Remember the catchphrase “This is Your Digital Life” in the Cambridge Analytica scandal? Now Facebook faces another major backlash.
Over the weekend, the world was informed that Facebook had leaked the personal information of over 533 million users across 106 countries, including 32 million records in the US, 11 million in the UK and six million users in India.
The leaked personal information includes names, phone numbers, dates of birth, location data, Facebook IDs, biographical details and, in some cases, email addresses. The data had been published by a user in a hacking forum for free.
According to Facebook, the data was actually information that had been scrapped when the firm patched a vulnerability some time back in 2019, which involved the Cambridge Analytica scandal where 80 million users were targeted for political ads in the 2016 US elections.
The excuse that the data is not current would come as no comfort to the hundreds of millions of people whose data are now being given away for free on hacker websites and the Dark Web. With just a bit of sleuthing, highly resourceful scammers and hackers can cross-reference much of the data with other sources and derive useful information that can be used for malice.
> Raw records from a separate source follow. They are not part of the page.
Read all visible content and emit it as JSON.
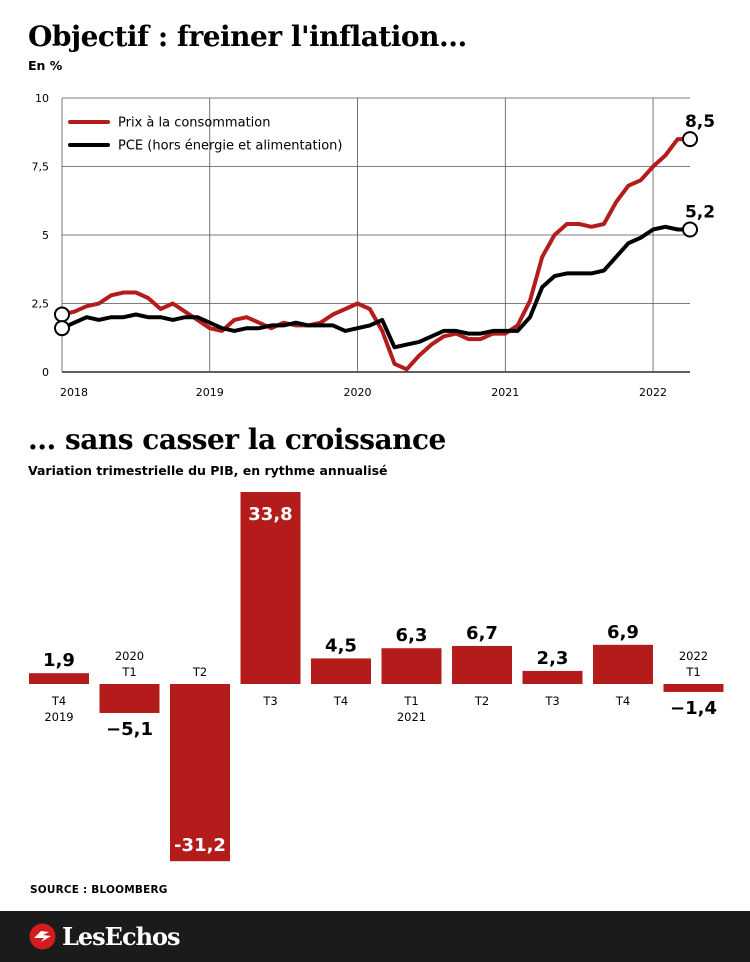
{
  "colors": {
    "red": "#b41c1c",
    "black": "#000000",
    "footer_bg": "#1b1b1b"
  },
  "brand": "LesEchos",
  "source": "SOURCE : BLOOMBERG",
  "chart_data": [
    {
      "type": "line",
      "title": "Objectif : freiner l'inflation...",
      "subtitle": "En %",
      "ylim": [
        0,
        10
      ],
      "yticks": [
        "10",
        "7,5",
        "5",
        "2,5",
        "0"
      ],
      "ytick_values": [
        10,
        7.5,
        5,
        2.5,
        0
      ],
      "xticks": [
        "2018",
        "2019",
        "2020",
        "2021",
        "2022"
      ],
      "xtick_values": [
        2018,
        2019,
        2020,
        2021,
        2022
      ],
      "xlim": [
        2018,
        2022.25
      ],
      "grid": true,
      "legend_position": "top-left",
      "series": [
        {
          "name": "Prix à la consommation",
          "color": "#b41c1c",
          "end_label": "8,5",
          "x": [
            2018.0,
            2018.083,
            2018.167,
            2018.25,
            2018.333,
            2018.417,
            2018.5,
            2018.583,
            2018.667,
            2018.75,
            2018.833,
            2018.917,
            2019.0,
            2019.083,
            2019.167,
            2019.25,
            2019.333,
            2019.417,
            2019.5,
            2019.583,
            2019.667,
            2019.75,
            2019.833,
            2019.917,
            2020.0,
            2020.083,
            2020.167,
            2020.25,
            2020.333,
            2020.417,
            2020.5,
            2020.583,
            2020.667,
            2020.75,
            2020.833,
            2020.917,
            2021.0,
            2021.083,
            2021.167,
            2021.25,
            2021.333,
            2021.417,
            2021.5,
            2021.583,
            2021.667,
            2021.75,
            2021.833,
            2021.917,
            2022.0,
            2022.083,
            2022.167,
            2022.25
          ],
          "values": [
            2.1,
            2.2,
            2.4,
            2.5,
            2.8,
            2.9,
            2.9,
            2.7,
            2.3,
            2.5,
            2.2,
            1.9,
            1.6,
            1.5,
            1.9,
            2.0,
            1.8,
            1.6,
            1.8,
            1.7,
            1.7,
            1.8,
            2.1,
            2.3,
            2.5,
            2.3,
            1.5,
            0.3,
            0.1,
            0.6,
            1.0,
            1.3,
            1.4,
            1.2,
            1.2,
            1.4,
            1.4,
            1.7,
            2.6,
            4.2,
            5.0,
            5.4,
            5.4,
            5.3,
            5.4,
            6.2,
            6.8,
            7.0,
            7.5,
            7.9,
            8.5,
            8.5
          ]
        },
        {
          "name": "PCE (hors énergie et alimentation)",
          "color": "#000000",
          "end_label": "5,2",
          "x": [
            2018.0,
            2018.083,
            2018.167,
            2018.25,
            2018.333,
            2018.417,
            2018.5,
            2018.583,
            2018.667,
            2018.75,
            2018.833,
            2018.917,
            2019.0,
            2019.083,
            2019.167,
            2019.25,
            2019.333,
            2019.417,
            2019.5,
            2019.583,
            2019.667,
            2019.75,
            2019.833,
            2019.917,
            2020.0,
            2020.083,
            2020.167,
            2020.25,
            2020.333,
            2020.417,
            2020.5,
            2020.583,
            2020.667,
            2020.75,
            2020.833,
            2020.917,
            2021.0,
            2021.083,
            2021.167,
            2021.25,
            2021.333,
            2021.417,
            2021.5,
            2021.583,
            2021.667,
            2021.75,
            2021.833,
            2021.917,
            2022.0,
            2022.083,
            2022.167,
            2022.25
          ],
          "values": [
            1.6,
            1.8,
            2.0,
            1.9,
            2.0,
            2.0,
            2.1,
            2.0,
            2.0,
            1.9,
            2.0,
            2.0,
            1.8,
            1.6,
            1.5,
            1.6,
            1.6,
            1.7,
            1.7,
            1.8,
            1.7,
            1.7,
            1.7,
            1.5,
            1.6,
            1.7,
            1.9,
            0.9,
            1.0,
            1.1,
            1.3,
            1.5,
            1.5,
            1.4,
            1.4,
            1.5,
            1.5,
            1.5,
            2.0,
            3.1,
            3.5,
            3.6,
            3.6,
            3.6,
            3.7,
            4.2,
            4.7,
            4.9,
            5.2,
            5.3,
            5.2,
            5.2
          ]
        }
      ]
    },
    {
      "type": "bar",
      "title": "... sans casser la croissance",
      "subtitle": "Variation trimestrielle du PIB, en rythme annualisé",
      "categories": [
        [
          "T4",
          "2019"
        ],
        [
          "2020",
          "T1"
        ],
        [
          "T2"
        ],
        [
          "T3"
        ],
        [
          "T4"
        ],
        [
          "T1",
          "2021"
        ],
        [
          "T2"
        ],
        [
          "T3"
        ],
        [
          "T4"
        ],
        [
          "2022",
          "T1"
        ]
      ],
      "values": [
        1.9,
        -5.1,
        -31.2,
        33.8,
        4.5,
        6.3,
        6.7,
        2.3,
        6.9,
        -1.4
      ],
      "value_labels": [
        "1,9",
        "−5,1",
        "-31,2",
        "33,8",
        "4,5",
        "6,3",
        "6,7",
        "2,3",
        "6,9",
        "−1,4"
      ],
      "color": "#b41c1c"
    }
  ]
}
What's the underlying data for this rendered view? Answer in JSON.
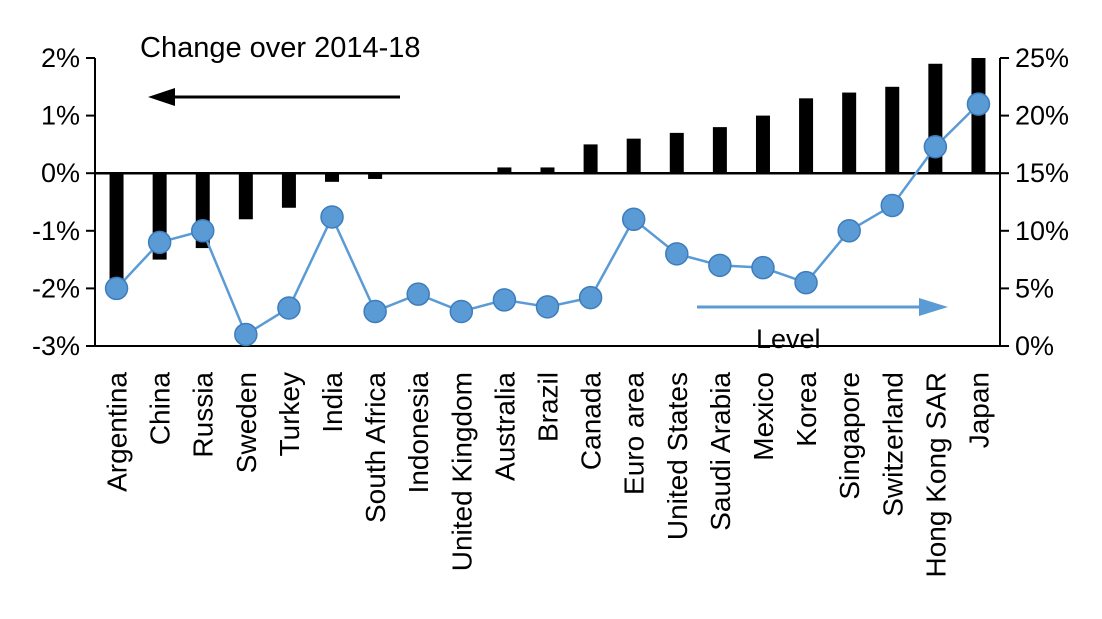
{
  "chart_data": {
    "type": "bar",
    "subtype": "bar-line-combo",
    "title": "",
    "categories": [
      "Argentina",
      "China",
      "Russia",
      "Sweden",
      "Turkey",
      "India",
      "South Africa",
      "Indonesia",
      "United Kingdom",
      "Australia",
      "Brazil",
      "Canada",
      "Euro area",
      "United States",
      "Saudi Arabia",
      "Mexico",
      "Korea",
      "Singapore",
      "Switzerland",
      "Hong Kong SAR",
      "Japan"
    ],
    "series": [
      {
        "name": "Change over 2014-18",
        "type": "bar",
        "axis": "left",
        "color": "#000000",
        "values": [
          -1.9,
          -1.5,
          -1.3,
          -0.8,
          -0.6,
          -0.15,
          -0.1,
          0,
          0,
          0.1,
          0.1,
          0.5,
          0.6,
          0.7,
          0.8,
          1.0,
          1.3,
          1.4,
          1.5,
          1.9,
          2.0
        ]
      },
      {
        "name": "Level",
        "type": "line",
        "axis": "right",
        "color": "#5B9BD5",
        "values": [
          5.0,
          9.0,
          10.0,
          1.0,
          3.3,
          11.2,
          3.0,
          4.5,
          3.0,
          4.0,
          3.4,
          4.2,
          11.0,
          8.0,
          7.0,
          6.8,
          5.5,
          10.0,
          12.2,
          17.3,
          21.0
        ]
      }
    ],
    "left_axis": {
      "ticks": [
        "2%",
        "1%",
        "0%",
        "-1%",
        "-2%",
        "-3%"
      ],
      "values": [
        2,
        1,
        0,
        -1,
        -2,
        -3
      ],
      "min": -3,
      "max": 2
    },
    "right_axis": {
      "ticks": [
        "25%",
        "20%",
        "15%",
        "10%",
        "5%",
        "0%"
      ],
      "values": [
        25,
        20,
        15,
        10,
        5,
        0
      ],
      "min": 0,
      "max": 25
    },
    "annotations": {
      "change_label": "Change over 2014-18",
      "level_label": "Level"
    },
    "layout": {
      "grid": false,
      "zero_line": true,
      "category_labels_rotated_90": true
    },
    "colors": {
      "bar": "#000000",
      "line": "#5B9BD5",
      "axis": "#000000"
    }
  }
}
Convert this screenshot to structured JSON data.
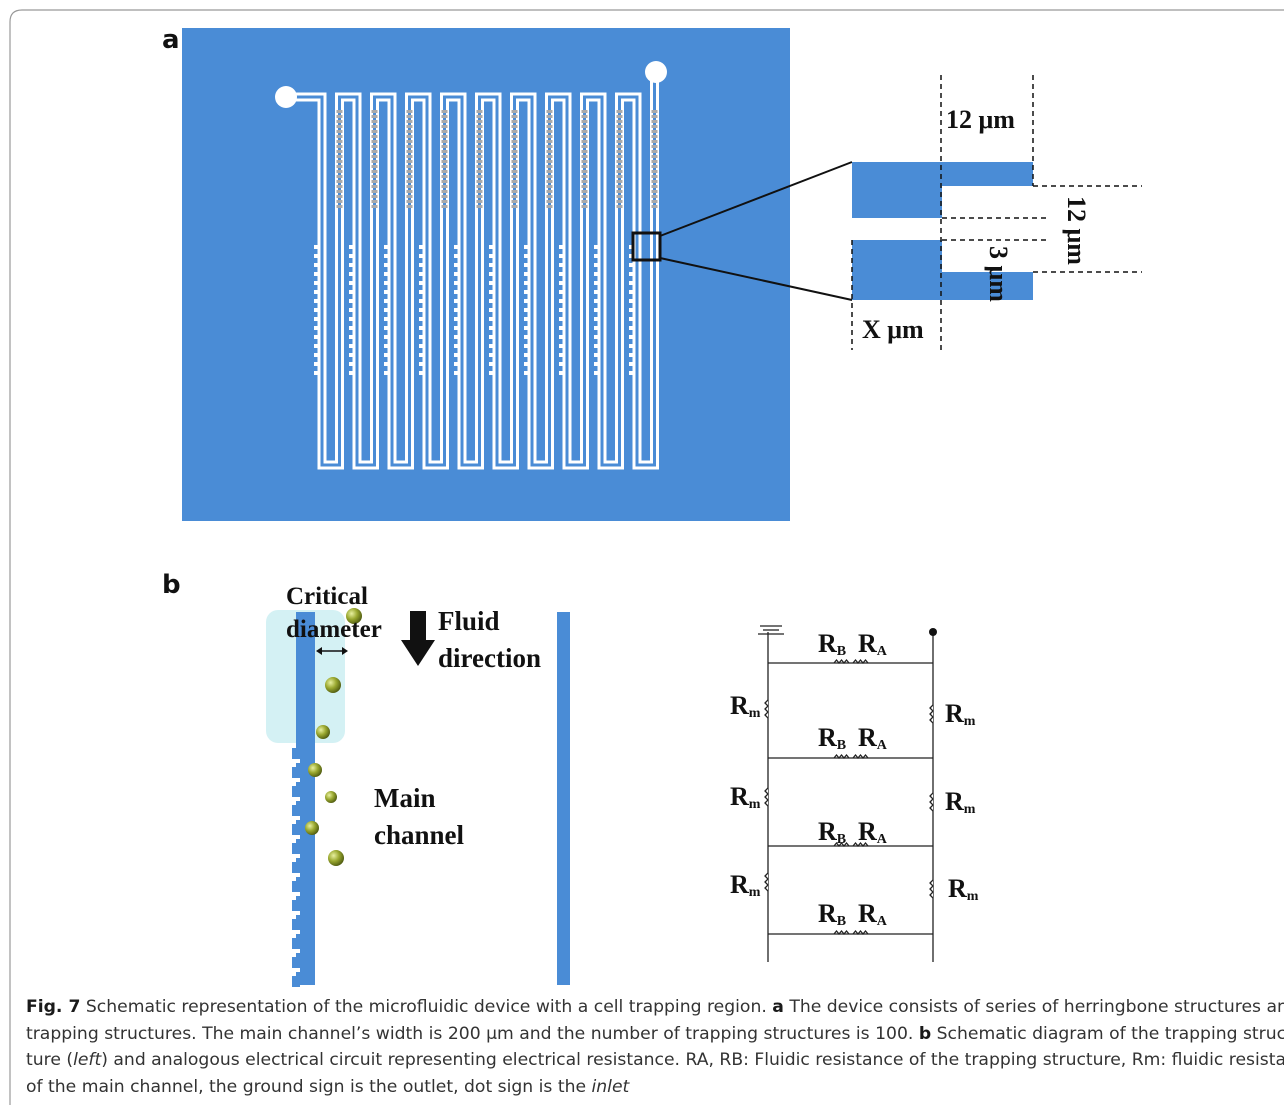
{
  "panel_a": {
    "label": "a",
    "zoom": {
      "width_top": "12 μm",
      "gap": "12 μm",
      "trap_gap": "3 μm",
      "width_x": "X μm"
    }
  },
  "panel_b": {
    "label": "b",
    "critical": "Critical diameter",
    "fluid": "Fluid direction",
    "main": "Main channel"
  },
  "circuit": {
    "labels": [
      [
        "R",
        "B"
      ],
      [
        "R",
        "A"
      ],
      [
        "R",
        "m"
      ],
      [
        "R",
        "m"
      ],
      [
        "R",
        "B"
      ],
      [
        "R",
        "A"
      ],
      [
        "R",
        "m"
      ],
      [
        "R",
        "m"
      ],
      [
        "R",
        "B"
      ],
      [
        "R",
        "A"
      ],
      [
        "R",
        "m"
      ],
      [
        "R",
        "m"
      ],
      [
        "R",
        "B"
      ],
      [
        "R",
        "A"
      ]
    ]
  },
  "caption": {
    "label": "Fig. 7",
    "text": [
      " Schematic representation of the microfluidic device with a cell trapping region. ",
      "a",
      " The device consists of series of herringbone structures and",
      "trapping structures. The main channel’s width is 200 μm and the number of trapping structures is 100. ",
      "b",
      " Schematic diagram of the trapping struc-",
      "ture (",
      "left",
      ") and analogous electrical circuit representing electrical resistance. RA, RB: Fluidic resistance of the trapping structure, Rm: fluidic resistance",
      "of the main channel, the ground sign is the outlet, dot sign is the ",
      "inlet"
    ]
  }
}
One cybersecurity expert from the Synopsys Software Integrity Group, Tim Mackey, said: “When your primary asset is data, that asset is going to be valuable to more than just you. If that data is stolen from one criminal enterprise, that criminal group might not protect their data and it could easily be stolen multiple times. Effectively, data security is only as good as the weakest link.”
The people most interested in keeping data secure are the data owners (us) and the businesses that are given access to that data. Mackey concluded: “We should limit the data we share to only what’s required, and hold those with whom we share our data accountable for its safe-keeping.”